Just about everyone is getting a higher bill than they used five years ago, and one of the main reasons is because of the climate, according to Bhatt. The National Centers for Environmental Information tracks billion-dollar storms, like hurricanes, hail storms and wildfires.
“And so in the 2010s, Texas on average saw six $1 billion climate-related storms or climate-related disasters a year, and over the past three years Texas has seen 12 a year, so that’s double what was just happening a decade ago,” Bhatt said. These events impact insurance because when these disasters happen, it requires insurance companies to pay money to rebuild homes.
“And when the insurance companies’ costs go up, unfortunately, they turn around and increase our costs, the customers, the homeowners rates for homeowners insurance.”
Some insurance companies have been pulling out of covering homes in disaster areas like Texas. It’s also happening in California and parts of Florida, Bhatt said.
“When insurance companies get into a situation where they’re not profitable or they’re losing money, they have to take some of the, in industry speak, they say they need to take some of the risks off their books so that they could be fiscally solvent,” Bhatt said. “These are things that impact their financial strength ratings.”
High-risk areas also impact insurance companies’ ability to buy reinsurance, which is like insurance for insurance companies.
“So that if they have a lot of claims that there’s a big disaster and they need help, they’ll go to their reinsurance company to back them up,” he said. “And the reinsurance companies aren’t going to accept an insurance company that has too much risk on its books. So yeah, there is a lot of pressure on insurance companies just to reduce the amount of risk they have.”

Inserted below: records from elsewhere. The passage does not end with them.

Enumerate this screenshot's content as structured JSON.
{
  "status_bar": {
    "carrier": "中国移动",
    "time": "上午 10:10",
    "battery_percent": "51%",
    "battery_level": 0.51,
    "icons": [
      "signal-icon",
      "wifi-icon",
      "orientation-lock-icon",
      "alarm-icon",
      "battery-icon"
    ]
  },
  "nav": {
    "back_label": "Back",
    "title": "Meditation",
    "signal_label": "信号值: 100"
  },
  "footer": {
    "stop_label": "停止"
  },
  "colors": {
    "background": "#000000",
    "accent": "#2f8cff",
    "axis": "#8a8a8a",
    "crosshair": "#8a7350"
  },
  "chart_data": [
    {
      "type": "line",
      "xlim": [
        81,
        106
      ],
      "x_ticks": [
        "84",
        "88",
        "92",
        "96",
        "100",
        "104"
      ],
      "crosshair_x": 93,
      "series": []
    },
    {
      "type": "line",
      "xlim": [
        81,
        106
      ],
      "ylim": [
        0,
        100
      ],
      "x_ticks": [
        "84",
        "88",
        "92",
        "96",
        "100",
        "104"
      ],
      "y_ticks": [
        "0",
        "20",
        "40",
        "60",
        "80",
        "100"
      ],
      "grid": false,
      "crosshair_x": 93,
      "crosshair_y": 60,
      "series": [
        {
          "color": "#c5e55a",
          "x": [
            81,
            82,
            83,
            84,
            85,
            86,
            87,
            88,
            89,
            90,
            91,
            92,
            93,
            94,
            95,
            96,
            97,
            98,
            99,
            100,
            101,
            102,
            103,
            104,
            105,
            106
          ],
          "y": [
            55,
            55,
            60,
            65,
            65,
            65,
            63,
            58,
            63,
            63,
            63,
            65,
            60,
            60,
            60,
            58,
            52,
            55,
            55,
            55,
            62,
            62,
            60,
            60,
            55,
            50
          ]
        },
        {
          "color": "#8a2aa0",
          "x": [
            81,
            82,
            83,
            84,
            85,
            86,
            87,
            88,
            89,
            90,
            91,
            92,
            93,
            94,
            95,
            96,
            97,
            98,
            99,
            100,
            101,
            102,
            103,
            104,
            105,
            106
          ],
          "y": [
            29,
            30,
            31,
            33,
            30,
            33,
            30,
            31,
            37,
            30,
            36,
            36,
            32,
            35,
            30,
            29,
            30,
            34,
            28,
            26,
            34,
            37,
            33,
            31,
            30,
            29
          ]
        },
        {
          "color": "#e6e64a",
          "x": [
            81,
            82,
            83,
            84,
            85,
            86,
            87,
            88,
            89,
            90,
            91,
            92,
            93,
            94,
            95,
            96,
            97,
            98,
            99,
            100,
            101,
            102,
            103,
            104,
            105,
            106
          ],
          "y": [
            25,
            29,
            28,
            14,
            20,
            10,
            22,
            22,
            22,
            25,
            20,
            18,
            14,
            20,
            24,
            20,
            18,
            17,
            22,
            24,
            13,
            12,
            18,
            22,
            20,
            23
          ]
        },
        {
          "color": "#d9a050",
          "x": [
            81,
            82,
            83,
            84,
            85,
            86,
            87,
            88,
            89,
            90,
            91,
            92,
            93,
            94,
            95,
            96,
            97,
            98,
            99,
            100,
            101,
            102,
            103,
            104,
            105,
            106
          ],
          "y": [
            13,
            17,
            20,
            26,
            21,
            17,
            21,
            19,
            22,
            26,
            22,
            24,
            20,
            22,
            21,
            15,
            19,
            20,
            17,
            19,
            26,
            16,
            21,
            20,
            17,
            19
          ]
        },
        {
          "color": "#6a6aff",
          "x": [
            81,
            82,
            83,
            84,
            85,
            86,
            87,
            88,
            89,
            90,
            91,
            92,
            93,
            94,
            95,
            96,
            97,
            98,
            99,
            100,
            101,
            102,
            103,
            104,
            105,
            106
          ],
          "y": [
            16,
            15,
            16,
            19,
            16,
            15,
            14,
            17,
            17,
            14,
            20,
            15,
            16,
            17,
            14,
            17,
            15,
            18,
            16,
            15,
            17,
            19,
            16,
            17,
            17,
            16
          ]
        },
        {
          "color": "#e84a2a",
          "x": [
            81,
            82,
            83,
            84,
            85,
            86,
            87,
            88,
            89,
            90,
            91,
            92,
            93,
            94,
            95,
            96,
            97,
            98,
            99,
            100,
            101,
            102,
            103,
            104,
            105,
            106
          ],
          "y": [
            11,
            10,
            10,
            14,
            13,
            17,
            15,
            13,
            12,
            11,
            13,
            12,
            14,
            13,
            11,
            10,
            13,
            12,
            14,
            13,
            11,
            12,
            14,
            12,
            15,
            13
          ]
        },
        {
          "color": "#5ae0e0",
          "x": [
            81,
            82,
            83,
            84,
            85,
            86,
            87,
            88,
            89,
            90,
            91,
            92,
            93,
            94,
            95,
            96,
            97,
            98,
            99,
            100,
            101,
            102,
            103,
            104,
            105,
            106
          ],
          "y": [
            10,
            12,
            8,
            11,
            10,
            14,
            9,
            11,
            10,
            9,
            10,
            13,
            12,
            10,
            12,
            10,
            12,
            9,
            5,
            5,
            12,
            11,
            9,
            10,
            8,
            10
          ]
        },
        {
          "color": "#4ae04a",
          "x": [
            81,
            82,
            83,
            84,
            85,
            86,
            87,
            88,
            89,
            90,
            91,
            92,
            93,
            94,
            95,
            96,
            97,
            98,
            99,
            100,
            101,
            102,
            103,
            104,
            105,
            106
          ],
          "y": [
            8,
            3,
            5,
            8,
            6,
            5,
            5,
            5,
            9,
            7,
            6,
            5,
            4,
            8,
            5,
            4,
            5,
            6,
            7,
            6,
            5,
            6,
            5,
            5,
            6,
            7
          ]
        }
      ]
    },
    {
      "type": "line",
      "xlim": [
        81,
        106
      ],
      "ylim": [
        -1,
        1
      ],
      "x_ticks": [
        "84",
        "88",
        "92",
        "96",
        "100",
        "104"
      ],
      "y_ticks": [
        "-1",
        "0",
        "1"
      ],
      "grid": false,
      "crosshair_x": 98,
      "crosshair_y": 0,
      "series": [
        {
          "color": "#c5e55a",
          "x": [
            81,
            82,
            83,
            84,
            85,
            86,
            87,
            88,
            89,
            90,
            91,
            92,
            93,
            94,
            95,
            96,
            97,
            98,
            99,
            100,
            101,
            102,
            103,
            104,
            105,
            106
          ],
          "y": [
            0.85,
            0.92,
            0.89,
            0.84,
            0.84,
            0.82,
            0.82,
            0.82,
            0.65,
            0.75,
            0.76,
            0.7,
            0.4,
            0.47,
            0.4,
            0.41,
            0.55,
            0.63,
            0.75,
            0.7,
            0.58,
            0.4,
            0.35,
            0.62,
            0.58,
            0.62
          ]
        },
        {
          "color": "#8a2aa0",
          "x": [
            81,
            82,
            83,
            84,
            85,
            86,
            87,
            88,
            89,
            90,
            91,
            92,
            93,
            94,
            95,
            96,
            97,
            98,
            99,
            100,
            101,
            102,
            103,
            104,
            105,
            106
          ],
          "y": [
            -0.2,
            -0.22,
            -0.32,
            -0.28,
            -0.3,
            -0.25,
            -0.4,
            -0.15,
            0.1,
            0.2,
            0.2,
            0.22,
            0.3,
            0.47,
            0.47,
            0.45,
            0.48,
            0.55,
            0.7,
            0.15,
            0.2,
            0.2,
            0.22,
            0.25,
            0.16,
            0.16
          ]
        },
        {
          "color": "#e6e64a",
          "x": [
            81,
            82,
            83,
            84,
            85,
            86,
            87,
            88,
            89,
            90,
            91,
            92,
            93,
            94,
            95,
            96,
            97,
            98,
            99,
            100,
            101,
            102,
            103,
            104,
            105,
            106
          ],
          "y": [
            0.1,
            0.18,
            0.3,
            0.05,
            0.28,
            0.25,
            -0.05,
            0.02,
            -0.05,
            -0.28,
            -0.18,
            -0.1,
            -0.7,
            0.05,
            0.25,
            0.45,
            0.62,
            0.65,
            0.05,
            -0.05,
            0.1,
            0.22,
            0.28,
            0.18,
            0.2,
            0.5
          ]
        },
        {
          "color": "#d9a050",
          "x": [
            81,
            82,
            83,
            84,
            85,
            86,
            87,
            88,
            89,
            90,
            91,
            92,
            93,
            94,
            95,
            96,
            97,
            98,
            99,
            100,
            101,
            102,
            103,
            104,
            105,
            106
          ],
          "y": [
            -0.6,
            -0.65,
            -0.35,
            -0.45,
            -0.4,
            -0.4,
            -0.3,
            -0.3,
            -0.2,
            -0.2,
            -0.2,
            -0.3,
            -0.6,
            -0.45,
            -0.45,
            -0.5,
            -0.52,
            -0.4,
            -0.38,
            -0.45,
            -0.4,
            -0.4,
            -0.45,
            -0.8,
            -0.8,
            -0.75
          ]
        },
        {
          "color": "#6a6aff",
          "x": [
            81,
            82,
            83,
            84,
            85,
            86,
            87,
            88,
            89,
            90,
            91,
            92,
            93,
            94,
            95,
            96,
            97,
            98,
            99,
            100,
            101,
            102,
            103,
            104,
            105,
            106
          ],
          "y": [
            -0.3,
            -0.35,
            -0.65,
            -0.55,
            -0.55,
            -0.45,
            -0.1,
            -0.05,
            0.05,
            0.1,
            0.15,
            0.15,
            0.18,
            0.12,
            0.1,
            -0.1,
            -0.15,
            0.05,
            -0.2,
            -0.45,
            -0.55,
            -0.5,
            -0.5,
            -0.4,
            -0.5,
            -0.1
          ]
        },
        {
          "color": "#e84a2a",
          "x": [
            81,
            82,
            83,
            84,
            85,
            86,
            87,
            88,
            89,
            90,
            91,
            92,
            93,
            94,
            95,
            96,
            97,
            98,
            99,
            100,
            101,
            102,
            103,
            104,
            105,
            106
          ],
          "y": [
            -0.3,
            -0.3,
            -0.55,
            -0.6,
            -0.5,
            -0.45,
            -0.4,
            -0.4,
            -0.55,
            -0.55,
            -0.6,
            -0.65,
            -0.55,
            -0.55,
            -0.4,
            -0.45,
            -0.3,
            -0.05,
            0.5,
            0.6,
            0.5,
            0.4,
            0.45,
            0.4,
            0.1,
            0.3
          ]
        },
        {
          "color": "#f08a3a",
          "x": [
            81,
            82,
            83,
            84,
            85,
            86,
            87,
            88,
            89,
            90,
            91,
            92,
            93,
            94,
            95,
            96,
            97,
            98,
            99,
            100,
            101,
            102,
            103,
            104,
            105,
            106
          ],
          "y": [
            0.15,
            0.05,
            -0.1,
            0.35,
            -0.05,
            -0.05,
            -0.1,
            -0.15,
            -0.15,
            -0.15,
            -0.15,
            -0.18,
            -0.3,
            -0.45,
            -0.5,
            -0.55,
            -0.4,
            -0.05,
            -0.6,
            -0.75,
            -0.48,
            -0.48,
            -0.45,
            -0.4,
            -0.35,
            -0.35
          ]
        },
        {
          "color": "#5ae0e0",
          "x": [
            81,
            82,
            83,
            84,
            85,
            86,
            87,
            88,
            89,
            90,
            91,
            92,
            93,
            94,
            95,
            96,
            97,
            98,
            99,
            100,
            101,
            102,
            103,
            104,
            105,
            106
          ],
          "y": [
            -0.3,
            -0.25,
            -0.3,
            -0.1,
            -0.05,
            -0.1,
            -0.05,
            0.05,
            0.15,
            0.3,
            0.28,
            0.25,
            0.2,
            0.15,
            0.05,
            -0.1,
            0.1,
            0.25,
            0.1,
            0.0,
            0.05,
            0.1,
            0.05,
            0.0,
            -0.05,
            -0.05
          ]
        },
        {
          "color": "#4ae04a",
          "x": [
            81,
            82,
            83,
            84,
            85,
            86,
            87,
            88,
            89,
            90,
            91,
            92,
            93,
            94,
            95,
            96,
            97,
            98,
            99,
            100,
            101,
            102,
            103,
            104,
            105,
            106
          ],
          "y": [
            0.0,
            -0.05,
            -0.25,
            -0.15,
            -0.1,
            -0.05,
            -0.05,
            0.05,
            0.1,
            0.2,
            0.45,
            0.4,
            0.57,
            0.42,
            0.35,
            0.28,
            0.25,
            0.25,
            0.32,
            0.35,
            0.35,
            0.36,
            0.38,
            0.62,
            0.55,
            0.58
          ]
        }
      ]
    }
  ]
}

There are things consumers can do to minimize rate increases.
“Bundling is usually at the top of the list because most companies are going to give you a pretty significant and generous discount if you get your home and auto insurance from them,” Bhatt said. “They see a customer who bundles as someone who’s going to stick with them longer. And so they want to incentivize that.”
Bhatt also suggested increasing deductibles and shopping around.
“The only way to really find the company that has the lowest rate for you is to shop around and get quotes from multiple companies,” Bhatt said. “Quotes are free, so that’s good. You don’t want to be underinsured, but definitely choosing a higher deductible will bring your rates down a little bit.”